Les raisons de changer notre regard sur les abeilles et sur leurs difficultés ne manquent pas… Parmi les quelques-unes évoquées ici, celle de notre méconnaissance des sociétés d’insectes, de leur mode de fonctionnement intime, de leurs interactions bénéfiques avec le milieu. Les liens étroits entre abeille et forêt remontent à la nuit des temps, au point que des synergies insoupçonnées garantissent la vitalité des uns et des autres… C’est là tout un monde secret, mystérieux, que quelques rares esprits ouverts commencent à percevoir et tentent d’explorer, prenant le risque de passer pour de doux illuminés… L’affection des abeilles pour les mycètes […] semble une formidable piste d’espoir sur laquelle Myriam Lefebvre nous entraîne…

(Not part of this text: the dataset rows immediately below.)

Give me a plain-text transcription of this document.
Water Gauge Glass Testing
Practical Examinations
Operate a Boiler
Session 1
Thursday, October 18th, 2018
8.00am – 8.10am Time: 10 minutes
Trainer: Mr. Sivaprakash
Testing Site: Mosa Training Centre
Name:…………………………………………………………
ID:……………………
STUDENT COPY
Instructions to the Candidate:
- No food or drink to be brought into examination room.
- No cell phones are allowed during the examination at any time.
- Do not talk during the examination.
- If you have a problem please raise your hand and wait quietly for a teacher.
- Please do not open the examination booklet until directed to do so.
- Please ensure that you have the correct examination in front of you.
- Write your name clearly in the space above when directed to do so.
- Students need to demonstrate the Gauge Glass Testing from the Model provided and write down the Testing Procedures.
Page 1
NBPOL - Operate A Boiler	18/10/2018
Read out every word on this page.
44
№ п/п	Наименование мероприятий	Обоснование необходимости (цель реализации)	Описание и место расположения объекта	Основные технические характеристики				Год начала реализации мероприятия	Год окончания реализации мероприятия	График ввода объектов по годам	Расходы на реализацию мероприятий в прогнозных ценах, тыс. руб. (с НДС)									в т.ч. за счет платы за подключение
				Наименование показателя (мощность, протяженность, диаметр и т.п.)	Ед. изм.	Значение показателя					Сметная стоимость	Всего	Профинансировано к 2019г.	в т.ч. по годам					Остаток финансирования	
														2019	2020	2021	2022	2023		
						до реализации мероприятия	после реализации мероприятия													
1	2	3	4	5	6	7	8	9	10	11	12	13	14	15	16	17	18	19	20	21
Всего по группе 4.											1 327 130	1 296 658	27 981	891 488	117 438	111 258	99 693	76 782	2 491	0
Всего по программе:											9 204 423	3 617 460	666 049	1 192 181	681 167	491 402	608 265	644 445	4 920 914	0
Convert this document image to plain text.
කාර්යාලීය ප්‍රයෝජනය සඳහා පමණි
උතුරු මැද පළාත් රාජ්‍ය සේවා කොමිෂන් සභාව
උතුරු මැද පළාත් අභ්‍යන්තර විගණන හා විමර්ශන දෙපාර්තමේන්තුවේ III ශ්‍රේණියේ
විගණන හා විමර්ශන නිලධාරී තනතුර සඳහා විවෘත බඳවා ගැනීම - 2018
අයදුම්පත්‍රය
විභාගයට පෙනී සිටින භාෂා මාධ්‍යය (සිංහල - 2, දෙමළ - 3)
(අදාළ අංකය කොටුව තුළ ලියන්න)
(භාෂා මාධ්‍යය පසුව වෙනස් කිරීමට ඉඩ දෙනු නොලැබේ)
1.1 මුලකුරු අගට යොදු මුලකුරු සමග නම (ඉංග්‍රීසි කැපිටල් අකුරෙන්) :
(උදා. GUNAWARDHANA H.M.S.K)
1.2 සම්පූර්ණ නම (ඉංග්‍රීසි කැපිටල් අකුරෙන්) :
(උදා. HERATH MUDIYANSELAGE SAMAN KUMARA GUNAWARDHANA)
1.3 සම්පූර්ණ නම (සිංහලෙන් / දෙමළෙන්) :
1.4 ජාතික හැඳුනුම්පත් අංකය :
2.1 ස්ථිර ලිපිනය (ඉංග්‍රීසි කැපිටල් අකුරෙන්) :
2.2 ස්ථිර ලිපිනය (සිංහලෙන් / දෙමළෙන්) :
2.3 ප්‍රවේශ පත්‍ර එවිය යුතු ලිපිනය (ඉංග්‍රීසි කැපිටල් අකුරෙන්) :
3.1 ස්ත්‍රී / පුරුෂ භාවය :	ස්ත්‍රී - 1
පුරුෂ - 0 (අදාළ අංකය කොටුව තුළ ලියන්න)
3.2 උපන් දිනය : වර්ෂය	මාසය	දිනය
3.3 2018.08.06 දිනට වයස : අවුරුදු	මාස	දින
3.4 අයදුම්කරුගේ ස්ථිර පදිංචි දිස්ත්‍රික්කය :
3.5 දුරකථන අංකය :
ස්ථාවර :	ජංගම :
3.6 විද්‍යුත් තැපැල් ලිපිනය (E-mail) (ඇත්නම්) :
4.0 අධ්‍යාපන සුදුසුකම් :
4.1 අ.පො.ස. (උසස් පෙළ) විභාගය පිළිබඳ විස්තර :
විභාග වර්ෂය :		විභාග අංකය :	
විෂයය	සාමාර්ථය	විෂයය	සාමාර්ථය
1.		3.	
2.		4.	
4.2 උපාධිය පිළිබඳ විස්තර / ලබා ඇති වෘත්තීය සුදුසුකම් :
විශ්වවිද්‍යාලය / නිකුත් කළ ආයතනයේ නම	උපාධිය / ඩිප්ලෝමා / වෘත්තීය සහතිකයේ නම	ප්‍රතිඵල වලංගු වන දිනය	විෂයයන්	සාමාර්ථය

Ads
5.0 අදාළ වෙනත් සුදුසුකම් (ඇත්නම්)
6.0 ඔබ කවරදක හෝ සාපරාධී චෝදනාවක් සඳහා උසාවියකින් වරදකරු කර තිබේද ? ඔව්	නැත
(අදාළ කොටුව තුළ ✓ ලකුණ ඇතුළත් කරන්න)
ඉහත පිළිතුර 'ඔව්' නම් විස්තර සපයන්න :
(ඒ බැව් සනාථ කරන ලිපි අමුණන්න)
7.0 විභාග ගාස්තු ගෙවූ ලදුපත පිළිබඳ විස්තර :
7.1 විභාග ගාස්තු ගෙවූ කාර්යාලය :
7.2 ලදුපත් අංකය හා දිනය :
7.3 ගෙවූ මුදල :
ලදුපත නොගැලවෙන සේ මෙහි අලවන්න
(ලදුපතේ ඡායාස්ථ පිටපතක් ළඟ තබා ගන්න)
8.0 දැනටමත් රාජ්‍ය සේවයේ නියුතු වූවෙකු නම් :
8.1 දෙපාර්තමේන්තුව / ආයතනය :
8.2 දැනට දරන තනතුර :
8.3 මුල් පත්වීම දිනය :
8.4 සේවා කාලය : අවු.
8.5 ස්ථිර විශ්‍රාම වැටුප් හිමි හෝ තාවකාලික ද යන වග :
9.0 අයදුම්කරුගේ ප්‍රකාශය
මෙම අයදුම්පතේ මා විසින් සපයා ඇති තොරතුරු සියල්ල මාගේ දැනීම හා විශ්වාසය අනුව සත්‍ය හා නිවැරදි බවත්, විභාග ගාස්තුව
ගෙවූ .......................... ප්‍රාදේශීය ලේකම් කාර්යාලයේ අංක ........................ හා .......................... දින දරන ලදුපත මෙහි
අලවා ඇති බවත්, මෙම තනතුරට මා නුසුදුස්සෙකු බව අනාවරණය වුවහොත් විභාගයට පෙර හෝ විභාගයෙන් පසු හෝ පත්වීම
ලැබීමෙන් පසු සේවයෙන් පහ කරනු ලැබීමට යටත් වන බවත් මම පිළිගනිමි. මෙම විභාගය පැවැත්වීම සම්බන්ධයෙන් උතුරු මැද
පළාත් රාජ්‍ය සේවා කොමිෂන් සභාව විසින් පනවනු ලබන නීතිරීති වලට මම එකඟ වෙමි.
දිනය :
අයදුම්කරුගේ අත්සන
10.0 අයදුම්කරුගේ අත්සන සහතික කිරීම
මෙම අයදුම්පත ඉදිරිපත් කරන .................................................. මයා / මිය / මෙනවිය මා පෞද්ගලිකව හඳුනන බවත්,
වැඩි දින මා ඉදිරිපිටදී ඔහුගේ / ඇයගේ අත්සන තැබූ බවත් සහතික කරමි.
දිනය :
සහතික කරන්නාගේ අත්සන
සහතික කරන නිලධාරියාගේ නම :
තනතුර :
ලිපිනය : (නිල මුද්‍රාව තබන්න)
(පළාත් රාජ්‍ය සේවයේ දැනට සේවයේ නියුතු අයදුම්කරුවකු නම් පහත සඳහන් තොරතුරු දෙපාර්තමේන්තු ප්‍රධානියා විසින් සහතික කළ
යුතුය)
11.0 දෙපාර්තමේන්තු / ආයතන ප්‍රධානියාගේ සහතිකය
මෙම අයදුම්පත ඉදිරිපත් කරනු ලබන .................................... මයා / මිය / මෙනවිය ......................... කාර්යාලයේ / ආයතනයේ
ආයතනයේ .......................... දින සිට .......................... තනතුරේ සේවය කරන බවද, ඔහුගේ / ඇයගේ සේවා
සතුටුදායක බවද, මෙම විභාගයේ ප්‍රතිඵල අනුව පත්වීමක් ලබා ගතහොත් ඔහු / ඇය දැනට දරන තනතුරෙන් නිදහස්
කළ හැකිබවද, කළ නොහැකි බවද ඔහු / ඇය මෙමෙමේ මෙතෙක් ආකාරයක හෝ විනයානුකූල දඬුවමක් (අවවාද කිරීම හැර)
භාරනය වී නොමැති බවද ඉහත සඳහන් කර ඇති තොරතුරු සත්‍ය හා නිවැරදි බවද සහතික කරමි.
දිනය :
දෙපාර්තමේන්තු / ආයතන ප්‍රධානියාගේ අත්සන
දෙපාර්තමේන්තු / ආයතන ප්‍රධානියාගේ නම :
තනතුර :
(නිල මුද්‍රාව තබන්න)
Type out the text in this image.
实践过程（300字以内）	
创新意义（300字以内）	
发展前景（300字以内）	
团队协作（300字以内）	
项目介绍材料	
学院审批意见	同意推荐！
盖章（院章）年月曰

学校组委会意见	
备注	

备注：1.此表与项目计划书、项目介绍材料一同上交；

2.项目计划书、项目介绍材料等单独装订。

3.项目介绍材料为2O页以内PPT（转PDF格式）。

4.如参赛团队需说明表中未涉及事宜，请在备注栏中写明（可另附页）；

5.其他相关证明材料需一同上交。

Une incompréhension de trop

Je ne m’y attendais pas. Il y avait un peu de soleil et plus de chaleur en ce jeudi 3 mars 2016. Je suis partie rendre visite à mes abeilles. J’avais en moi la joie intense de retrouver des êtres chers après une longue absence. Elle est retombée bien vite. Sur mes six colonies, seules trois étaient actives. Pour être sûre que cette réalité était vraiment devenue la mienne, j’ai ouvert les ruches : plus aucune abeille vivante. Les moisissures avaient envahi les cadres et les planchers, et les provisions de miel étaient quasi intactes. Pas de doute, elles étaient mortes au début de l’hiver. Je ne comprenais pas. Dans ma région, les hypothèses allaient bon train. Produits toxiques, pesticides, trop de varroas ou de virus ? Étaient-ce les cultures de fin de saison ou les conditions de butinage peu favorables qui avaient perturbé l’hivernage des colonies ? Certains apiculteurs avaient leur petite théorie personnelle mais la majorité d’entre eux était dans le brouillard. Ils ont donc fini, comme les années précédentes, par adhérer au fourre-tout de la thèse du “multifactoriel“. C’est rassurant, mais ça ne donne pas de ligne directrice pour agir sur le réel.

Sortir du brouillard

J’étais piquée au vif. Cette fois, je voulais comprendre pourquoi des colonies saines à l’hivernage, bien traitées contre la varroase, disparaissaient en quelques mois. Plus fondamentalement, je désirais aider les abeilles à survivre dans l’environnement d’aujourd’hui toujours plus pollué malgré les grandes campagnes de pub en faveur des abeilles mellifères. Il faut être réaliste : ce n’est pas dans l’immédiat que la situation sanitaire va s’améliorer, le nombre de nouveaux pesticides qui entrent tellement facilement dans l’écosystème ne cessant de grandir. En attendant que les actions de la société civile pour la restauration des écosystèmes, la promotion d’une agriculture respectueuse de la planète et pour le développement de sources d’énergie non polluantes finissent par assainir l’environnement de manière significative, j’avais le sentiment qu’on pouvait déjà agir pour le bien-être des abeilles. Et si on partait de leurs capacités biologiques propres, celles qu’elles avaient mis tant de soin à développer et qui sont à l’origine du succès de leur espèce ? Parmi ces aptitudes, j’en identifiais deux qui me semblaient pertinentes en rapport aux causes récentes de mortalités des abeilles : le système de détoxification et le système immunitaire. J’avais trouvé un début de piste.

Myriam Lefevbre
« Je n’ai pas choisi les abeilles, ce sont les abeilles qui m’ont choisie », Myriam Lefebvre.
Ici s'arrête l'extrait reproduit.